MIT and Boston Children’s Hospital Researchers Develop Personalized Heart Models for Surgical Planning

MIT and Boston Children’s Hospital Researchers Develop Personalized Heart Models for Surgical Planning

In a collaboration between the MIT and the Boston Children’s Hospital, researchers were able to develop a new system capable of taking magnetic resonance imaging (MRI) scans of the heart and, in a short time, convert the scans into a physical model that surgeons can utilize to prepare surgery. The new system will be presented at the upcoming International Conference on Medical Image Computing and Computer Assisted Intervention.

“Our collaborators are convinced that this will make a difference,” said in a news release Polina Golland, a professor of electrical engineering and computer science at MIT, who led the project. “The phrase I heard is that ‘surgeons see with their hands,’ that the perception is in the touch.”

MRI scans involve a series of cross sections of a three-dimensional entity. Each section has light and dark regions and the boundaries of the regions indicate edges of anatomical structures. Image segmentation is one of the main problems of computer vision, since it is hard to delimit the boundaries of different objects in an image. Furthermore, image-segmentation algorithms aren’t consistent to produce precise models that could be used by surgeons to plan clinical procedures.

To increase the precision of an image-segmentation algorithm there is the need to enhance the model size. In the case of human hearts, these have chambers and blood vessels that are typically size-consistent. The heart anatomical consistency could provide to a segmentation algorithm a manner to avoid questionable conclusions about object boundaries. However, many patients undergoing cardiac surgery have an irregular anatomy of their hearts.

Researchers have produced in past printable heart models by indicating the boundaries manually in MRI scans. However, this can be a lengthy process, taking up to 10 hours. “They want to bring the kids in for scanning and spend probably a day or two doing planning of how exactly they’re going to operate,” Dr. Golland said. “If it takes another day just to process the images, it becomes unwieldy.”

The research team’s solution to address this issue was to ask a human specialist to ascertain boundaries in the cross sections and allow algorithms to conclude the process. The most interesting results arose when the researchers asked the specialist to segment a small patch, about one-ninth of the total region. The segmentation of 14 patches and allowing the algorithm to infer the rest, yielded 90% consensus with the specialist segmentation of the whole 200 cross sections. Human segmentation of just 3 patches yielded 80% consensus.
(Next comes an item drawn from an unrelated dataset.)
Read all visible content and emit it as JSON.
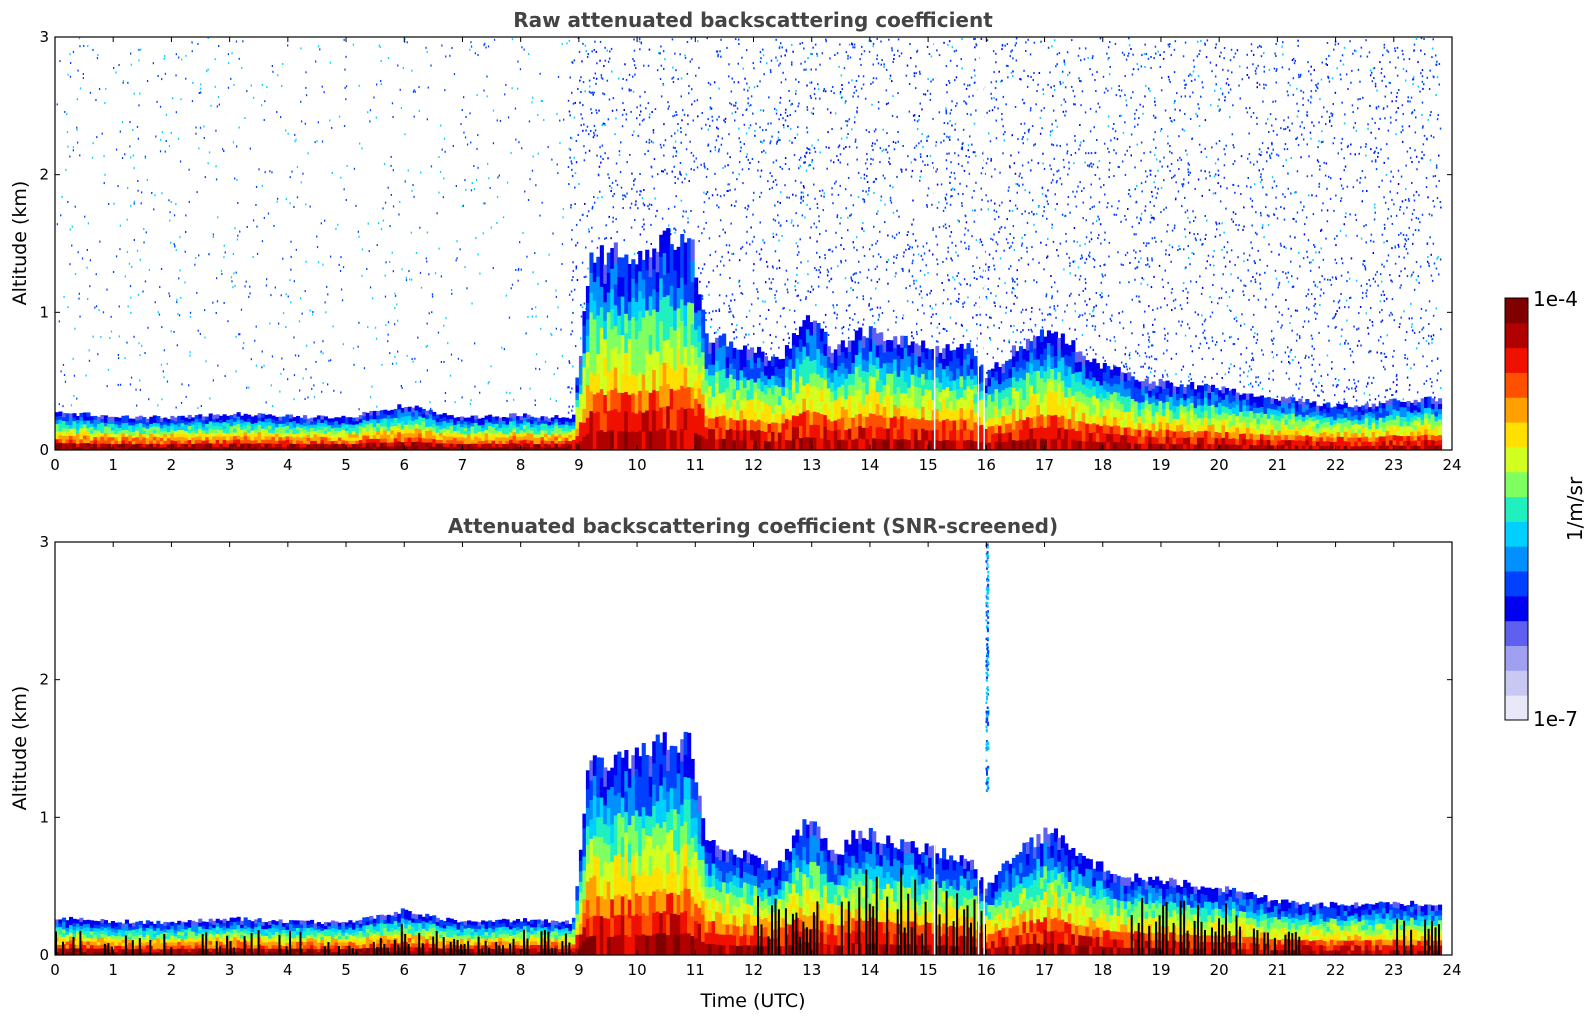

“I think that if somebody told me that I could segment the whole heart from eight slices out of 200, I would not have believed them,” Dr. Golland said. “It was a surprise to us.”

Human segmentation of sample patches and the algorithmic generation of a digital, 3-D model of the heart takes roughly one hour. The process of the 3-D-printing takes approximately two more hours.

During this fall, seven cardiac surgeons from the Boston Children’s Hospital will conduct a new study that will assess the usefulness of these heart models. The study will involve MRI scans from 10 patients, and all the surgeons will have access to the patients’ information, including raw MRI scans and either a computerized 3-D model or a physical model. The model will be based on algorithmic segmentations or in human segmentations.

With this information, heart surgeons will develop their surgery plans, which will then be compared with clinical information about the interventions that each patient underwent. The aim of the study is to assess if 3-D-printed physical models can improve surgical clinical outcomes.

“Absolutely, a 3-D model would indeed help,” said Sitaram Emani, a cardiac surgeon at Boston Children’s Hospital who was not involved in the research. “We have used this type of model in a few patients, and in fact performed ‘virtual surgery’ on the heart to simulate real conditions. Doing this really helped with the real surgery in terms of reducing the amount of time spent examining the heart and performing the repair.”

“I think having this will also reduce the incidence of residual lesions — imperfections in repair — by allowing us to simulate and plan the size and shape of patches to be used,” concluded Emani. “Ultimately, 3D-printed patches based upon the model will allow us to tailor prosthesis to patient. (…) Finally, having this immensely simplifies discussions with families, who find the anatomy confusing, (…) This gives them a better visual, and many patients and families have commented on how this empowers them to understand their condition better.”